Sex-pectations
It should come as no surprise that we live in a society where pop culture and the media have the power to brainwash us into believing anything they choose. For many years, the topic of sex and sexuality has been at the media’s disposal, to create a stigma around what exactly it means to be a ‘virgin’ and what to expect when losing your virginity.
Films like The Forty Year Old Virgin and The Virgin Suicides depict just how embarrassing and demeaning it is to be a virgin. Television shows including The Bachelor and The Bachelorette single out their ‘token virgin’ each season. This only encourages the pre-existing social stigma around being a virgin.
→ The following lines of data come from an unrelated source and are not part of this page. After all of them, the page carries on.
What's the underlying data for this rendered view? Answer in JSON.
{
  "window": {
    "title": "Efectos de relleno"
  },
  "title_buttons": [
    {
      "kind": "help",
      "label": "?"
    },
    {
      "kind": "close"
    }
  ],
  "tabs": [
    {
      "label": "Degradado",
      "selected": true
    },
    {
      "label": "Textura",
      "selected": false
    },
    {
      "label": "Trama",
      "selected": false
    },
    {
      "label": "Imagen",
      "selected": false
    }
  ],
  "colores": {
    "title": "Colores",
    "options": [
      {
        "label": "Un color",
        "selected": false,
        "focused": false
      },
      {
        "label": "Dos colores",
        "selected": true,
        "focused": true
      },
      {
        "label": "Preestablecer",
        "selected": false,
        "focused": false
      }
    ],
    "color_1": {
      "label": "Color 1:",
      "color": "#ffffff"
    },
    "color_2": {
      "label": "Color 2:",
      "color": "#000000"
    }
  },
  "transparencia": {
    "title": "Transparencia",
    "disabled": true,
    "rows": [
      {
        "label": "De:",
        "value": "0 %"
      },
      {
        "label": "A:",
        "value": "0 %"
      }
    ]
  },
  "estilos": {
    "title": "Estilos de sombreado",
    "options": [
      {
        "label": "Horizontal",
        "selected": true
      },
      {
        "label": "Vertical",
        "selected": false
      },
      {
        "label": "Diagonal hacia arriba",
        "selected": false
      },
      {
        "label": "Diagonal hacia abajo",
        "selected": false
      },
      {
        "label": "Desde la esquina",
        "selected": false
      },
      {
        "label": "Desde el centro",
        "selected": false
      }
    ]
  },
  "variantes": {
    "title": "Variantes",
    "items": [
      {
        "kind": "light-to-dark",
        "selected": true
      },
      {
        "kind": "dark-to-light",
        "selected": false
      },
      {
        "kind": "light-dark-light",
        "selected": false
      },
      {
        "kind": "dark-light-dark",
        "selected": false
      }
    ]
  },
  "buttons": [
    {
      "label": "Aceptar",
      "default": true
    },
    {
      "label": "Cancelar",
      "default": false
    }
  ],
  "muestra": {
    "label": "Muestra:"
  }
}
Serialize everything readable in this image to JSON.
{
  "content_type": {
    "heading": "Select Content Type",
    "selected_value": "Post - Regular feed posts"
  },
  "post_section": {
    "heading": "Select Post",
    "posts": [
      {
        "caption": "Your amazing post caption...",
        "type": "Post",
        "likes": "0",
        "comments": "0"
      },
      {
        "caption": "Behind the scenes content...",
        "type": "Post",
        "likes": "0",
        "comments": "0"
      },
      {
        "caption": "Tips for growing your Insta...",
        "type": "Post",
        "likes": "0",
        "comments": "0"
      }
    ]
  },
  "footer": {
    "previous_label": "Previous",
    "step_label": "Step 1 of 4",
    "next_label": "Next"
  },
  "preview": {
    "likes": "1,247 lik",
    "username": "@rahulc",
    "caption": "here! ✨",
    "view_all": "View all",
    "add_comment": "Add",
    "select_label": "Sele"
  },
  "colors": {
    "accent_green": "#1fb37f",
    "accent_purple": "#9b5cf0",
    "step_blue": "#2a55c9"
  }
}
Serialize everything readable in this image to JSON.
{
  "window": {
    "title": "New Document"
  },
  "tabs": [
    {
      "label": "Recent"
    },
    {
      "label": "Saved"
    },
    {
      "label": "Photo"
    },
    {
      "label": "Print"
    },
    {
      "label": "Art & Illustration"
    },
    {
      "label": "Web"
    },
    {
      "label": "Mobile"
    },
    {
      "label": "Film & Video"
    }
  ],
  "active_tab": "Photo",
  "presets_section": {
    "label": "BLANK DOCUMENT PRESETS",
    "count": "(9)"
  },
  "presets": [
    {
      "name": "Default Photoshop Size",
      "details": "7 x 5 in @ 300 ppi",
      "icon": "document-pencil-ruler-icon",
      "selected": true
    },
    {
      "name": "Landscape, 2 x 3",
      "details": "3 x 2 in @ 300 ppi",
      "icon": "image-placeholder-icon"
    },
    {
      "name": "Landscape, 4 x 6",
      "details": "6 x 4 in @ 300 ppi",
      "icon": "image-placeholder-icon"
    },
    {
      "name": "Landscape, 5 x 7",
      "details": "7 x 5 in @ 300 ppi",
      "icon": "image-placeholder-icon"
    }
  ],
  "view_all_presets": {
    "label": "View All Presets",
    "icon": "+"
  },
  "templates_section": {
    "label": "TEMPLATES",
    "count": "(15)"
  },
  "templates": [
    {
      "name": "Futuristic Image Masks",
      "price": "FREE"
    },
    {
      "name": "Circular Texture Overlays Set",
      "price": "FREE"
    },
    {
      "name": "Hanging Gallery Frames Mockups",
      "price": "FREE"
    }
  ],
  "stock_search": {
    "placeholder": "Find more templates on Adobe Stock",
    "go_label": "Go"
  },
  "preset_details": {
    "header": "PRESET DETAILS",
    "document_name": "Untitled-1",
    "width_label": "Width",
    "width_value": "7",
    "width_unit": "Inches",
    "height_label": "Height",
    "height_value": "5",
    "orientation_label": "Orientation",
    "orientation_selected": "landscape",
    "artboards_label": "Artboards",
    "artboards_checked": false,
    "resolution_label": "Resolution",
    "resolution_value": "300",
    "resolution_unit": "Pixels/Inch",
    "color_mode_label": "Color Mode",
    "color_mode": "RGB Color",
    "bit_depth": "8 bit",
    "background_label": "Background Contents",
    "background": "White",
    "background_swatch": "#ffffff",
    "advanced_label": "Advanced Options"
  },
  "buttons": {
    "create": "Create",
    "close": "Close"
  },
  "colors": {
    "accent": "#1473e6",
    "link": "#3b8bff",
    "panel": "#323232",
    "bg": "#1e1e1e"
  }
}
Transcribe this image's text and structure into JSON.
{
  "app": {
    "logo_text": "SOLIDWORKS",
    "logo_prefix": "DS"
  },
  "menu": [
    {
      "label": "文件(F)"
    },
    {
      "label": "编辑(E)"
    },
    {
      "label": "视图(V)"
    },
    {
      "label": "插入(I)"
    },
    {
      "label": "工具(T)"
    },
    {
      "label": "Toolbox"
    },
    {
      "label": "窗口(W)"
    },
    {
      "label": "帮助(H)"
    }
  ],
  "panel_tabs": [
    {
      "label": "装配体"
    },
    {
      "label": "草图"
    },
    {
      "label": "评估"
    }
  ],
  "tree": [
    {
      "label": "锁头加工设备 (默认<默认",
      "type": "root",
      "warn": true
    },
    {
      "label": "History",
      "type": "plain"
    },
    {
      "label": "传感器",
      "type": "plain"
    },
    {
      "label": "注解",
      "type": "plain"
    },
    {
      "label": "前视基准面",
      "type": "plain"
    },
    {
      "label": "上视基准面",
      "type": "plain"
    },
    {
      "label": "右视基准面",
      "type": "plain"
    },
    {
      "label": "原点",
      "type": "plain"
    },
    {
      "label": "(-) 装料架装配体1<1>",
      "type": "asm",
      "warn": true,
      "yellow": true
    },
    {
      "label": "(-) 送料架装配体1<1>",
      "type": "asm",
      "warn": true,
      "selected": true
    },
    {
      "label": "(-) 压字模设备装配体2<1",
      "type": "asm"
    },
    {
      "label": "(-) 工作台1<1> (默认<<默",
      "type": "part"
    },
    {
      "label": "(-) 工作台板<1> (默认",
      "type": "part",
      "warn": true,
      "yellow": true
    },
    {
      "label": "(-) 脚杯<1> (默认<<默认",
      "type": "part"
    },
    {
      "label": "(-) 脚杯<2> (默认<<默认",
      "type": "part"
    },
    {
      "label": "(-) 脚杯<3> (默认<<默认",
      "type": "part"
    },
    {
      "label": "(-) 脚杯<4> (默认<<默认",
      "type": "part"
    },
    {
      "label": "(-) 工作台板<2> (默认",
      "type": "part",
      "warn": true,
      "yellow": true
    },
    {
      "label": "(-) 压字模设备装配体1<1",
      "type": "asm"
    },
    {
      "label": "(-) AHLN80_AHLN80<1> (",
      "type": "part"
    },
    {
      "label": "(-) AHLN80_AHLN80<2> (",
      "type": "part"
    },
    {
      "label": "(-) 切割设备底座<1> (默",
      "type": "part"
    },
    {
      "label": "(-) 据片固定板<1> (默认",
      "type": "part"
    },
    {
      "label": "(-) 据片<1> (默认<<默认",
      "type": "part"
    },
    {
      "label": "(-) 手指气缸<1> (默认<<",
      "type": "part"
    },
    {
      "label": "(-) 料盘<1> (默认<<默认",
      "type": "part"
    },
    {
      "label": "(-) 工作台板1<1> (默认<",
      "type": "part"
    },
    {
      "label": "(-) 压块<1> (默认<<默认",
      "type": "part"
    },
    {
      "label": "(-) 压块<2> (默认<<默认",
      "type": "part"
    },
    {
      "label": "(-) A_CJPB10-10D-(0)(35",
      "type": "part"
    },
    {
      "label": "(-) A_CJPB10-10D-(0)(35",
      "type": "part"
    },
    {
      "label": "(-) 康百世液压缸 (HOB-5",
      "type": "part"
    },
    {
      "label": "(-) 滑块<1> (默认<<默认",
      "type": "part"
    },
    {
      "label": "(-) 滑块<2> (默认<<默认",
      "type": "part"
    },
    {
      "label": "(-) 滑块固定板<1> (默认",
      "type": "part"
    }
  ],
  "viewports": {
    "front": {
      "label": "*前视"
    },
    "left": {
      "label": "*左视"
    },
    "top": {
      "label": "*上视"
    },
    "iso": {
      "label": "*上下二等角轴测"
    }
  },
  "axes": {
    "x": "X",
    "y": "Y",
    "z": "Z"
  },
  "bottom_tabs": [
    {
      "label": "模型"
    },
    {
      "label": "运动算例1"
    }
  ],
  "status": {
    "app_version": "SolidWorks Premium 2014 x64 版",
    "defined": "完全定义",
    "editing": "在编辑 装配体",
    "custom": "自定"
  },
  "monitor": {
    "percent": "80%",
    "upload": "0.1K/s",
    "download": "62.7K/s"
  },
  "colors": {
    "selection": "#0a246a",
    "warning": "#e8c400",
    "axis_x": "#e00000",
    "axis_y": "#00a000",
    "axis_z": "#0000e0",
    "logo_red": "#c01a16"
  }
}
Portrayed in films as either the most romantic, picture perfect first time, or a total disaster, we are left with nothing but a mound of unrealistic expectations around what losing our virginity is supposed to be like. As fate should have it, it’ll never happen exactly how you’ve planned it out in your head. Sure, there may be some people who lose their virginity to the ‘love of their life’, in a room lit with candles and adorned with rose petals. But losing your virginity isn’t a moment you can plan out and pencil in your calendar. It’s also not something that should be rushed, so for most people it’ll happen when the timing feels right.
I decided to ask a few people to describe their first time and most referred to their experience as ‘awkward’ and ‘frustrating’. One person I spoke to said the entire time they were overthinking every little thing they were doing. They constantly pondered over whether the other person was enjoying it and felt weird afterwards for not loving it.
For most people, it takes a couple of times to enjoy it, figure out what they like and just to feel comfortable with the idea of having sex. A friend of mine told me she wished someone had told her that her first time wouldn’t be this “amazing experience”. She said she would have liked to have known that it would be a little awkward, may feel totally unusual and might even hurt a bit. The truth is, that’s totally normal and after a couple of times it gets a whole lot better.
The ugly truth – your first time is going to be messy and strange no matter what. Despite how many Cosmopolitan articles you may read or quizzes you answer, you’re never going to be prepared for the experience you’re going to have. My advice to anyone reading: as long as it’s with someone you’re comfortable with and despite all the awkwardness you’ll be able to get through it together, because chances are, they’re feeling just as weird about it as you are.
In today’s society, there are some quite deep issues attached to losing your virginity. These go beyond having that moment when you feel you are ready. Thanks to the media portrayal of men and women, the simple act of losing your virginity (and sex in general for that matter), has become more complicated than ever before. Why? Simply put, we get wrapped up in our thoughts around how we expect that moment to play out. The act of having sex for the first time has been hyped up and over sexualised within the media so much so that the reality often creates a sense of disappointment and insecurity among individuals.
The world of online pornography hasn’t helped. Studies have shown that people are turning to porn for a ‘how to’ tutorial before their first times. Understandable, yet this still sets unrealistic expectations in one’s mind about how their first time will be. Ultimately, having sex is about finding what’s right for you and finding your own groove with the person you are being intimate with.
Conversations amongst peers surrounding the topic of sex and virginity often contribute to individuals feeling the societal pressures to lose their virginity before they are ready to. In an attempt to maintain social status and keep up appearances, some people feel the need to give up their ‘v-card’ before they’re ready. Someone who has faced the brutality of peer pressure told me first hand, “It got so bad that to stop the constant teasing and judgement about still being a virgin I made up a story to get people off my back. It is an incredibly personal thing and I didn’t want to be pressured anymore so I made up a story to save face.”
There is a certain extent to which societal pressure has programmed us to think that our first time should be perfect. Everyone is different and some people will remember their first time forever. For others, it will be nothing but a blip in the past. Sex is complicated, sex is messy, and for most people, the first time having sex is going to be far from perfect. It’s important to remind yourself that your first time won’t be your last. As long as your first time happens when you’re ready and it’s with someone you want to share that intimate moment with, no matter how it plays out it will be an experience to remember. All I want you to hold on to, if nothing else, is to not pressure yourself before, during, or after your first time. It doesn’t have to be in a picture-perfect setting with roses and candles. You create your own version of perfect. Expectations are only as daunting as you make them.